I wonder why it is that so many able women have an incurably low opinion of their own sex? My mother would not say things like that about schoolboys, though they are at least equally sentimental and most of them more priggish. She is extremely kind to people like Miss Battersby, although she regards them as pitiably incompetent when their cosmetics are used on stable-boys. Yet she would not despise me or regard it as my fault if some one took my shaving soap and washed a kitchen maid’s face with it.
“So,” I said, “Lalage is to go forth as a missionary of anarchy, a ravening wolf into the midst of a sheepfold.”
“The Archdeacon was saying to me this morning,” said my mother, “that if you——”
“May I interrupt you one moment?” I said. “I understood that the Archdeacon was in Dublin.”
“This,” said my mother, “is another of the things which the Archdeacon would have said if he had been at home.”

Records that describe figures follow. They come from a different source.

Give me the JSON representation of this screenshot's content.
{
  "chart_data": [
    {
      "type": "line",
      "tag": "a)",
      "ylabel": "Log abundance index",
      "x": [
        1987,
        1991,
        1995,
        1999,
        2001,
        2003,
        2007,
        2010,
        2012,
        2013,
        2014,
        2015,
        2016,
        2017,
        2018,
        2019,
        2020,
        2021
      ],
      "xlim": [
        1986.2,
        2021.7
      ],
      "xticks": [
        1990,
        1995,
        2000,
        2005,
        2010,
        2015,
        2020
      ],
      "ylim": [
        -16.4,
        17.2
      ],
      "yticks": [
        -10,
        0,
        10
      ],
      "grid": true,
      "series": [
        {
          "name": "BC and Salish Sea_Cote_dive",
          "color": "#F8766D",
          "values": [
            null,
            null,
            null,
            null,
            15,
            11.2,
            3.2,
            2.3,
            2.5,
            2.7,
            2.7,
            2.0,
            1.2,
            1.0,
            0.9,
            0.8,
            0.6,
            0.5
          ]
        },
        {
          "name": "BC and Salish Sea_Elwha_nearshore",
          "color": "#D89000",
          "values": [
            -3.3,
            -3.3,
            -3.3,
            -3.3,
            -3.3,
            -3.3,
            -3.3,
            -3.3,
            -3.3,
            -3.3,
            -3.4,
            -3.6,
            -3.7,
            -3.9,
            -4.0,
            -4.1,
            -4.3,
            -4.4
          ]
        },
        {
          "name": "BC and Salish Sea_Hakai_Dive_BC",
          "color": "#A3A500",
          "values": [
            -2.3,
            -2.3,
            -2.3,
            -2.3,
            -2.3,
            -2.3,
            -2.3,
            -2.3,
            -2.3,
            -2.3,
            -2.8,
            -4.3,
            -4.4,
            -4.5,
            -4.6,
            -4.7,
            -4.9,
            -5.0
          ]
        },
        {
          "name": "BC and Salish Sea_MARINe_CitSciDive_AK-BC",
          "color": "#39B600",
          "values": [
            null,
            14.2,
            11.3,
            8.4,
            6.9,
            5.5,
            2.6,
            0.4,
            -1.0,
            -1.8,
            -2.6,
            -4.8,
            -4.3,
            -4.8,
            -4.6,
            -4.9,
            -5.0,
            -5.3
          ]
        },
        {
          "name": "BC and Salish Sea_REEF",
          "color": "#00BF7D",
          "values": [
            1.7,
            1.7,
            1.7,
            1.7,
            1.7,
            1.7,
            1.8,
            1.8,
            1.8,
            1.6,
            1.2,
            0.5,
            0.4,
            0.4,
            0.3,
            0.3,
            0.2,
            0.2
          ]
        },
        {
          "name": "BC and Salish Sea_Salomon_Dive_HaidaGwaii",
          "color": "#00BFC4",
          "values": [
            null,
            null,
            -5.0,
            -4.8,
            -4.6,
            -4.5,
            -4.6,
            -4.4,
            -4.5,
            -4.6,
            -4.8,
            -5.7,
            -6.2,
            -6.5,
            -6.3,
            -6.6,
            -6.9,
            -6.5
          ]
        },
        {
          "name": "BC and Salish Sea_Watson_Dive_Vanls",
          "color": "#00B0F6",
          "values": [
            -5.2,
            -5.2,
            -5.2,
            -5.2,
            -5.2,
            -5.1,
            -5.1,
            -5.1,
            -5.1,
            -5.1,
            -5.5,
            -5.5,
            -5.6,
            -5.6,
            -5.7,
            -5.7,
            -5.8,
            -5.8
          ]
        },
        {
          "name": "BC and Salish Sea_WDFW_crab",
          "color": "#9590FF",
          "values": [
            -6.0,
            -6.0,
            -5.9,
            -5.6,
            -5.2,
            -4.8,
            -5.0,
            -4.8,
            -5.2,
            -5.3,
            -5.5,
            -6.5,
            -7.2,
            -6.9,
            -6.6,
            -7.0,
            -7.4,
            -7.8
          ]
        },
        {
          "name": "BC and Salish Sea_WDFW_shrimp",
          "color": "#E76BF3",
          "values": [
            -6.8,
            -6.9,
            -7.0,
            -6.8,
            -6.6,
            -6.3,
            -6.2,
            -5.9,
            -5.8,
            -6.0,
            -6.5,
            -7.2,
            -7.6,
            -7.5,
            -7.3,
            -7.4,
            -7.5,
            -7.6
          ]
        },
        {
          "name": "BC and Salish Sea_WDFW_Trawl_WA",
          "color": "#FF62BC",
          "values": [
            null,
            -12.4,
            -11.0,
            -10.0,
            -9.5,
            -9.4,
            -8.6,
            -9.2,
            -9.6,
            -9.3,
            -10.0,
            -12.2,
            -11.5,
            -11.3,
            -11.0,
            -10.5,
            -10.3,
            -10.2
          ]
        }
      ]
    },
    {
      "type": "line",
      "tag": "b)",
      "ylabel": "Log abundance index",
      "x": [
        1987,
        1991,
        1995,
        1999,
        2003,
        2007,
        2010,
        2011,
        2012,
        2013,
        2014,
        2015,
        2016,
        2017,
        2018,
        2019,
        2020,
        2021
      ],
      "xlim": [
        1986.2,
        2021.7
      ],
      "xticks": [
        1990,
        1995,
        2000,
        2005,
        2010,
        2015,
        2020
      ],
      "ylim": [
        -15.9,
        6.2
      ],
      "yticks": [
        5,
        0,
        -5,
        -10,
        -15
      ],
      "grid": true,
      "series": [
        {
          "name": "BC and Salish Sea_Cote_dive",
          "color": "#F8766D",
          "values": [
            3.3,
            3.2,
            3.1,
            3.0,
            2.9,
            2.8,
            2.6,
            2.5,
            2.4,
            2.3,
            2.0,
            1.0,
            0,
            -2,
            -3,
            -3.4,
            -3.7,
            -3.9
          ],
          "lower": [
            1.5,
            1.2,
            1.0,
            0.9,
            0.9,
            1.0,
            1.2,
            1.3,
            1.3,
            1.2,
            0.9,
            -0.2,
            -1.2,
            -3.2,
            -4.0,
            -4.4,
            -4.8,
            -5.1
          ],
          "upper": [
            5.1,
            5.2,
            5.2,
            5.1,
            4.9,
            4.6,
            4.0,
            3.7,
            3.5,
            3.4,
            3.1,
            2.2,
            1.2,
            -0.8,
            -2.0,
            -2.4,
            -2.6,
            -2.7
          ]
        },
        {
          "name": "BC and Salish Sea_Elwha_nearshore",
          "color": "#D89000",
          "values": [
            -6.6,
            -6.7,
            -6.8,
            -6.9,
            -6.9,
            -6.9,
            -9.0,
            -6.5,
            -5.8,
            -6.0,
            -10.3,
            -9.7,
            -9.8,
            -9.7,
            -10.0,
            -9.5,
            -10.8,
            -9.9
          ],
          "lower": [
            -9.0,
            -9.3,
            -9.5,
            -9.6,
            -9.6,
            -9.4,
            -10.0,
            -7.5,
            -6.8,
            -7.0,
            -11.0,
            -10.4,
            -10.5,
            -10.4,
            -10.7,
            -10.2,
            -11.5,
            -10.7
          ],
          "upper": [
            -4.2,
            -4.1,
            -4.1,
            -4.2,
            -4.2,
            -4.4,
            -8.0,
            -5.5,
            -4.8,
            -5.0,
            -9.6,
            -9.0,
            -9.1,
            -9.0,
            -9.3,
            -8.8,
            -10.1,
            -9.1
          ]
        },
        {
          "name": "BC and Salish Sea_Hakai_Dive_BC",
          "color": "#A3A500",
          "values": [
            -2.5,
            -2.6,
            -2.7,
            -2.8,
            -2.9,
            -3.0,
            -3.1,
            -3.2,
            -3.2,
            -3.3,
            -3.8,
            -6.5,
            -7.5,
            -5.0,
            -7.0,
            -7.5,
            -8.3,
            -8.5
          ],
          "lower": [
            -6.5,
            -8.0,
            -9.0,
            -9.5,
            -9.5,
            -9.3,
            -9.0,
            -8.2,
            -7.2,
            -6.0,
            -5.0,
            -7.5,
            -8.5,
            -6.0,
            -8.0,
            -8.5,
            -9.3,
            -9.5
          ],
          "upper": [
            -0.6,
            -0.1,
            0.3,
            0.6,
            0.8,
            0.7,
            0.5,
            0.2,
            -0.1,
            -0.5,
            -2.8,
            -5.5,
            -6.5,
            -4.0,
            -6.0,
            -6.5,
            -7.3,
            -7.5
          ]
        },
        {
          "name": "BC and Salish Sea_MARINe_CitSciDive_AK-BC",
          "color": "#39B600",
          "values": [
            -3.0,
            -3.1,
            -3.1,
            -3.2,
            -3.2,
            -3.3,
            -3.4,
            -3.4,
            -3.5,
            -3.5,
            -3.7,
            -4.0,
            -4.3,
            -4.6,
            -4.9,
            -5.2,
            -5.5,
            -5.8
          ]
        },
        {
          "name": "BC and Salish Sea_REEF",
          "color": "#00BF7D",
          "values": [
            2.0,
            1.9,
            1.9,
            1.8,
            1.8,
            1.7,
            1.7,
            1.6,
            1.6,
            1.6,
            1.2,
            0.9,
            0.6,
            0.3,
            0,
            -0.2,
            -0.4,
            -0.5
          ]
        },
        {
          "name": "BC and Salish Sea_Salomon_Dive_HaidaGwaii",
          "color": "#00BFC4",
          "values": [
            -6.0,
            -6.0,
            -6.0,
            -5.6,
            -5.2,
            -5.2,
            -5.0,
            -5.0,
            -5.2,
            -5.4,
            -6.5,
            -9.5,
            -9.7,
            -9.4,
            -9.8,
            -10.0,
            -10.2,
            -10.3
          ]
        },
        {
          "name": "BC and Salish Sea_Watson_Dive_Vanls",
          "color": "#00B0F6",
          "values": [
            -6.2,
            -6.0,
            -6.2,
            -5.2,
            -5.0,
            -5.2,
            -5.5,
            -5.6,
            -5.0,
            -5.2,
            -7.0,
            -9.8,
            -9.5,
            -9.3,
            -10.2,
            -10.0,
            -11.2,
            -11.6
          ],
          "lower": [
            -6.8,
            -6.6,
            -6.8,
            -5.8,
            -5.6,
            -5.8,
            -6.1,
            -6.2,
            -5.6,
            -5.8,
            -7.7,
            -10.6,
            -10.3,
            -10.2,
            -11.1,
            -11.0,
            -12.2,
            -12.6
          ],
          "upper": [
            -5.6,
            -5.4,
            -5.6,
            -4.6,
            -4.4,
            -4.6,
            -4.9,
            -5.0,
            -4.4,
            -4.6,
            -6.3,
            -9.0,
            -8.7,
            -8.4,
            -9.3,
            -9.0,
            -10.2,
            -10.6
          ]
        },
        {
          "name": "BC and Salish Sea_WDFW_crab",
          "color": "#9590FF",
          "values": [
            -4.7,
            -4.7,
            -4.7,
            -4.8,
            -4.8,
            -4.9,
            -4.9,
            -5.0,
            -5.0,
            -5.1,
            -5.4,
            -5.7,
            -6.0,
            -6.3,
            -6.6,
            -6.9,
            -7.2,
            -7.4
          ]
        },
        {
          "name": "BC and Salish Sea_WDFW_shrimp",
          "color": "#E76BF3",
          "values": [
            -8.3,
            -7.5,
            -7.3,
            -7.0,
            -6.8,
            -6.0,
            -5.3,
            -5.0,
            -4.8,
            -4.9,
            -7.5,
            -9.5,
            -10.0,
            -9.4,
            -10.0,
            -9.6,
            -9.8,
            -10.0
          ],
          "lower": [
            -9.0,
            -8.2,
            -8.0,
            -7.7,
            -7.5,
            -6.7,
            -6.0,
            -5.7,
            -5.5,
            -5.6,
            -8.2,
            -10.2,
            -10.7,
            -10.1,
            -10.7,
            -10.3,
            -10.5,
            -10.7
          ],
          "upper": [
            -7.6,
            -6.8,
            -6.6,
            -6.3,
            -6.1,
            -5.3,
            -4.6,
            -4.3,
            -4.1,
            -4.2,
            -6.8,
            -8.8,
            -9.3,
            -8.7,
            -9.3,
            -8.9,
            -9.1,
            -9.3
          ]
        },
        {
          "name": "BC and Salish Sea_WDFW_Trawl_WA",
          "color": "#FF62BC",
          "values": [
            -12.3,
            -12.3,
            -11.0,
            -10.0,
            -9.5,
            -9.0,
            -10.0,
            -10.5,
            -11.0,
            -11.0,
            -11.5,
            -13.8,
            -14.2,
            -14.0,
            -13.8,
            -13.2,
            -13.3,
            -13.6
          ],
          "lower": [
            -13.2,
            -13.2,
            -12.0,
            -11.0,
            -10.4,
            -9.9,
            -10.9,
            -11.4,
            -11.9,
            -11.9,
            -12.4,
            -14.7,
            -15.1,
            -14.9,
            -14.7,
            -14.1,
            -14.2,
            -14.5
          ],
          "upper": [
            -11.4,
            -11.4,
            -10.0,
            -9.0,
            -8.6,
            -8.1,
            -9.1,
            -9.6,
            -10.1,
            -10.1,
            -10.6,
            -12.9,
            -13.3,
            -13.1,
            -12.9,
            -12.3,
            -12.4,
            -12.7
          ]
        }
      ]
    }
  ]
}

“Oh,” I said, “in that case I should particularly like to hear it.”
“He said, or would have said, that if you allow your habit of flippant talking to grow on you you’ll lose all hold on the solemn realities of life and become a totally useless member of society.”
“I quite admit,” I said, “that the Archdeacon would have put it in pretty nearly those words if he had said it. I particularly admire that part about the solemn realities of life. But the Archdeacon’s a just man and he would not have made a remark of that kind. He knows the facts. I hold a commission in the militia, which is one of the armed forces of the Crown; auxiliary is, I think, the word properly applied to it. I am a justice of the peace and every Wednesday I sit on the judgment seat in Drumbo and agree with the stipendiary magistrate in administering justice. I am also a churchwarden and the Archdeacon is well aware of what that means. He would be the first to admit that these are solemn realities. I don’t see what more I can do, unless I stand for Parliament. I suppose a constituency might be found somewhere which would value a man with a good temper and a little money to spare.”
“Perhaps,” said my mother smiling, “we’ll find that constituency for you some day.”